Aun sin la opacidad que le aniebla la mente y el nudo corredizo que le aprieta el ánimo, Burguillos nunca hubiera jugado a tender al sol ropa sucia… Pues él, al contrario que Amilibia, que en “ídolos de barro” todo lo presenciaba, él nunca vio nada. Y además debe callar… Que no siempre estuvo limpio para arrojar la piedra… Y, si sus aventuras no deja al aire, no es por recato. Por respeto es a quienes tanto le dieron. Respeto que impide aderezar estas páginas con el morbo y la sal de la lujuria. Que, al fin, humano es; y nada de los humanos estimaba Burguillos extraño al barro en que estaba amasado.
Desprenderse de la Compañía tras tantos años de ilusiones, acaso no fuera para él como beber un vaso de agua. Pero como fue a través de una Comunidad y un Superior que apenas le recordaban a aquella que tanto le marcó, le costó muy poco. No tuvo Burguillos conciencia de haber perdido un vaho de cultura o piedad. Mucho menos unos amigos. Que todos ‑comisión y omisión, despecho y miedo‑, todos propiciaron el regodeo y alevosía con que todo se perpetró. Y todos, cómodos y bien comidos, cooperaron en el caos educativo y religioso en que se les hundió el internado y hoy se hunde Cristo Rey.
Quizá se interpreten estas páginas como el pus de una herida enconada. No. De resentimiento, ¡nada! Ni siquiera desquite o réplica. Llevan el sabor fuerte de la sal que piden algunas verdades.

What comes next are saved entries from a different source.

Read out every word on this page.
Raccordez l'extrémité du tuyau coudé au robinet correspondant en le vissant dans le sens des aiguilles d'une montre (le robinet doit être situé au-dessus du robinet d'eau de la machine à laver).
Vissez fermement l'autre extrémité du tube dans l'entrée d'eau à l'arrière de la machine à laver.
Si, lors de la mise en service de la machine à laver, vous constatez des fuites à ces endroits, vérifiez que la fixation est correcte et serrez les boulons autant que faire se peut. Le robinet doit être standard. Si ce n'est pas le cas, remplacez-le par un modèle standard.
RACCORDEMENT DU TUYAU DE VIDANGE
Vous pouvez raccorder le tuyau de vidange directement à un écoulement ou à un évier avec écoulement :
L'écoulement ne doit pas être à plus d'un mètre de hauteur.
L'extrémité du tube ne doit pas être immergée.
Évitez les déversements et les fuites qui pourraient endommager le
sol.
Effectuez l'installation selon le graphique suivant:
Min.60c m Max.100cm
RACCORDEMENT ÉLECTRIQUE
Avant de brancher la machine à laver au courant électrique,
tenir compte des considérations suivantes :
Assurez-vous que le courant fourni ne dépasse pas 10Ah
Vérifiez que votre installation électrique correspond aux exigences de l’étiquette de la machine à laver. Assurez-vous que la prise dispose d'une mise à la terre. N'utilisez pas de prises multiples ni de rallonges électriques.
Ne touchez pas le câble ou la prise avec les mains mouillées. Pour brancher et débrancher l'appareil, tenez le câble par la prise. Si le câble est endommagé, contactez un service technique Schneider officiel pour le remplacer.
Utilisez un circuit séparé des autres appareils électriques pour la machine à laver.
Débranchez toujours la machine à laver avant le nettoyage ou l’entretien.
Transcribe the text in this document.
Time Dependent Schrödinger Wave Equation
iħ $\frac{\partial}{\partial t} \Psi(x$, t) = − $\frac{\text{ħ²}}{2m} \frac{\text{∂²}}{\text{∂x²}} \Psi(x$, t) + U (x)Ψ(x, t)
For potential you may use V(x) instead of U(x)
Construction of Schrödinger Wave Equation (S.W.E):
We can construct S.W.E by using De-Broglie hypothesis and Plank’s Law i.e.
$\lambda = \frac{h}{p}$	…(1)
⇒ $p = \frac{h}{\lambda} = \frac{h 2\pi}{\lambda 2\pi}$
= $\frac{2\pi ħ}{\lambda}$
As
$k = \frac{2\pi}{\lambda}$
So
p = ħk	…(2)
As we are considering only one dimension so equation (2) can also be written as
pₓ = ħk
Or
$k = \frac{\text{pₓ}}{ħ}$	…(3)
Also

Porque, si Burguillos no se hubiese pertrechado de arrestos y clarividencias, le descuartizan psíquicamente. Que nadie sabe bien de lo que, enfierecida, es capaz una punta de clérigos alicortos, pretenciosos y aminorados. Y qué empeño tan bien conjuntado pusieron en reducirle a ser alguien insignificante…
—Calla, Burguillos, que estás acabado. Jubílate, que ya no rulas.
Se lo dijo sin venir al caso… Y cuantos comensales le oyeron, ruidosos le rieron el golpe. Era un lego muy lego. Tripero y buscavidas. Se le había escapado a Umberto Eco de la pluma. Y ¡qué bien encajó en Cristo Rey…!
Todo lo de Burguillos se perseguía con fervorosa acritud. Las lechigadas ‘camadas’ de sus perros y la venta espléndida, cóleras levantaban. El baile… ¡Ay, el baile! Aquellos llenos… Sin música les hacían bailar la polca y el cancán…
Todas estas cosas, a más de uno le revolvían la hiel contra Burguillos que, saciado, vivía de animadversión y de oprobios Que nada grato es que el día de su cumpleaños se pusieran como buitres con sus lechazos y cochinillos, bebiesen su vino de marca y no le felicitasen… O que la noche de Reyes, Santa Claus dejara una “pijadina” en la puerta de cada jesuita y saltase de vacío por la suya. O que, a la hora de la paz en la misa, le dejaran con la mano en el aire…
Algún jesuita dejó de acompañarle en sus paseatas campestres. Otros le evitaban en el comedor. Temían ser estigmatizados. Aquella pobre Comunidad, sin cohesión, desencantada, con un Rector itinerante, ciego o incapaz, languidecía al aire de un grupito impositivo, bien apiñado. Leve en formación, disoluto en comportamientos y alérgico al trabajo.